WW I era advisory organisation

The Irish Central Committee for the Employment of Women was an organisation set up in Ireland during the First World War as a central advisory scheme for local organisations. It operated from November 1914 until June 1919. The organisation was similar to the Central Committee on Women's Employment set up in mainland Britain.

==History==

The Irish Central Committee for the Employment of Women (CCEW) was set up by the British Government in November 1914, in partnership with the Queen's Work for Women Fund. It covered the regions of Leinster, Munster, and Connaught, and there was a separate committee for the Ulster region of Ireland. Prominent suffragist Mary Galway was a member of the Ulster branch. The CCEW consisted mainly of Dublin women's suffrage campaigners, with its aim being as a central advisory committee to the localised branches. At its formation, the chairman of the committee was Elizabeth Burke-Plunkett, Countess of Fingal. James Mallon was CCEW secretary, and Isabel Talbot, Baroness Talbot de Malahide and Lady Caroline Arnott were also committee members. Anti-war suffragette Cissie Cahalan was involved in the CCEW. The CCEW aimed to pay Irish women the same as British women in mainland Britain.

Many professional nurses volunteered themselves for the war effort, whilst non-professionals helped with sewing and making bandages. Over the course of the war, 1,400 women worked in state-owned munitions factories in Dublin, Waterford, Cork and Galway. A toy-making factory was set up in Dawson Street, Dublin, to replace toys that had previously been made in Germany. In late 1915, the CCEW made an appeal in Dublin to manufacture 300,000 pairs of socks and 300,000 belts for the Army.
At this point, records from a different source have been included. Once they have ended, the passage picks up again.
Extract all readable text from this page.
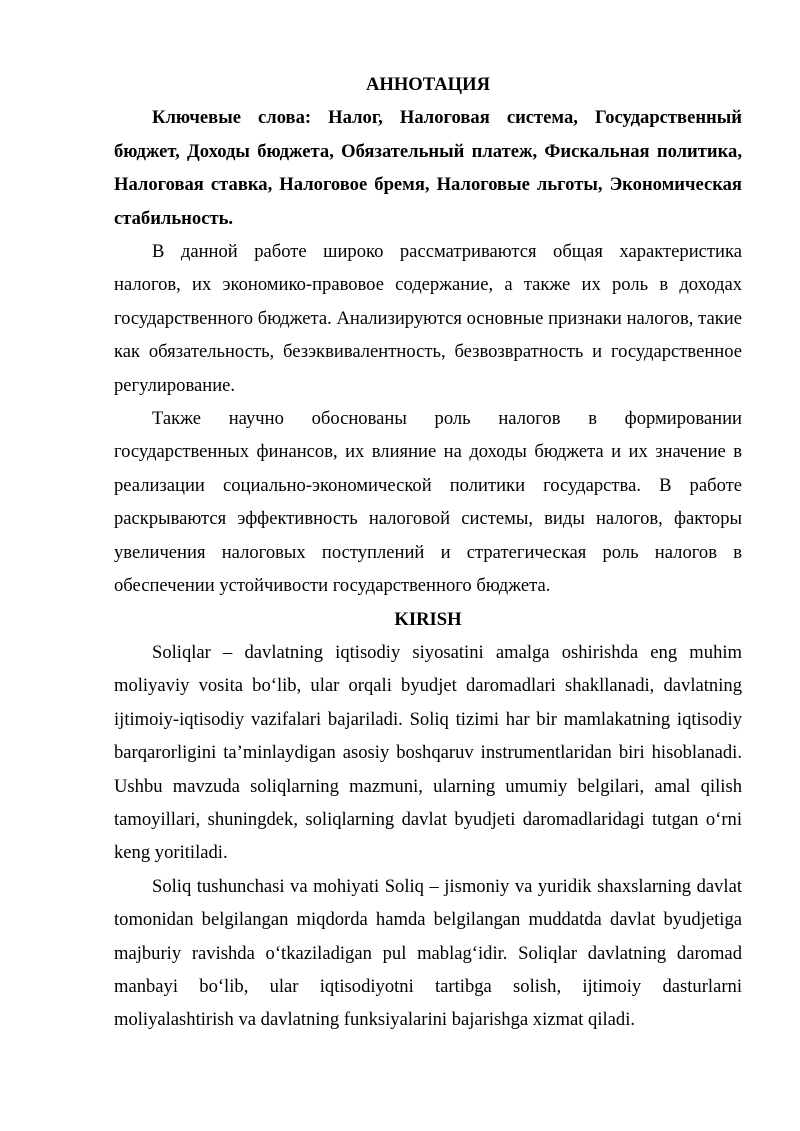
АННОТАЦИЯ

Ключевые слова: Налог, Налоговая система, Государственный бюджет, Доходы бюджета, Обязательный платеж, Фискальная политика, Налоговая ставка, Налоговое бремя, Налоговые льготы, Экономическая стабильность.

В данной работе широко рассматриваются общая характеристика налогов, их экономико-правовое содержание, а также их роль в доходах государственного бюджета. Анализируются основные признаки налогов, такие как обязательность, безэквивалентность, безвозвратность и государственное регулирование.

Также научно обоснованы роль налогов в формировании государственных финансов, их влияние на доходы бюджета и их значение в реализации социально-экономической политики государства. В работе раскрываются эффективность налоговой системы, виды налогов, факторы увеличения налоговых поступлений и стратегическая роль налогов в обеспечении устойчивости государственного бюджета.

KIRISH

Soliqlar – davlatning iqtisodiy siyosatini amalga oshirishda eng muhim moliyaviy vosita bo‘lib, ular orqali byudjet daromadlari shakllanadi, davlatning ijtimoiy-iqtisodiy vazifalari bajariladi. Soliq tizimi har bir mamlakatning iqtisodiy barqarorligini ta’minlaydigan asosiy boshqaruv instrumentlaridan biri hisoblanadi. Ushbu mavzuda soliqlarning mazmuni, ularning umumiy belgilari, amal qilish tamoyillari, shuningdek, soliqlarning davlat byudjeti daromadlaridagi tutgan o‘rni keng yoritiladi.

Soliq tushunchasi va mohiyati Soliq – jismoniy va yuridik shaxslarning davlat tomonidan belgilangan miqdorda hamda belgilangan muddatda davlat byudjetiga majburiy ravishda o‘tkaziladigan pul mablag‘idir. Soliqlar davlatning daromad manbayi bo‘lib, ular iqtisodiyotni tartibga solish, ijtimoiy dasturlarni moliyalashtirish va davlatning funksiyalarini bajarishga xizmat qiladi.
After the First World War, the committee was disbanded by the British Government on 30 June 1919.

==Criticism==
There was some criticism of the CCEW, as some munitions factories favoured volunteer labour over paid labour, which prevented women from getting paid employment. One such complaint was escalated to Matthew Nathan, Under-Secretary for Ireland in 1916. There were also cases where factories replaced women by girls under 18, as the minimum wage for under 18s was only 5s per week. Women in CCEW also sometimes received low wages, and so these workplaces were sometimes referred to as "Queen Mary's Sweatshops".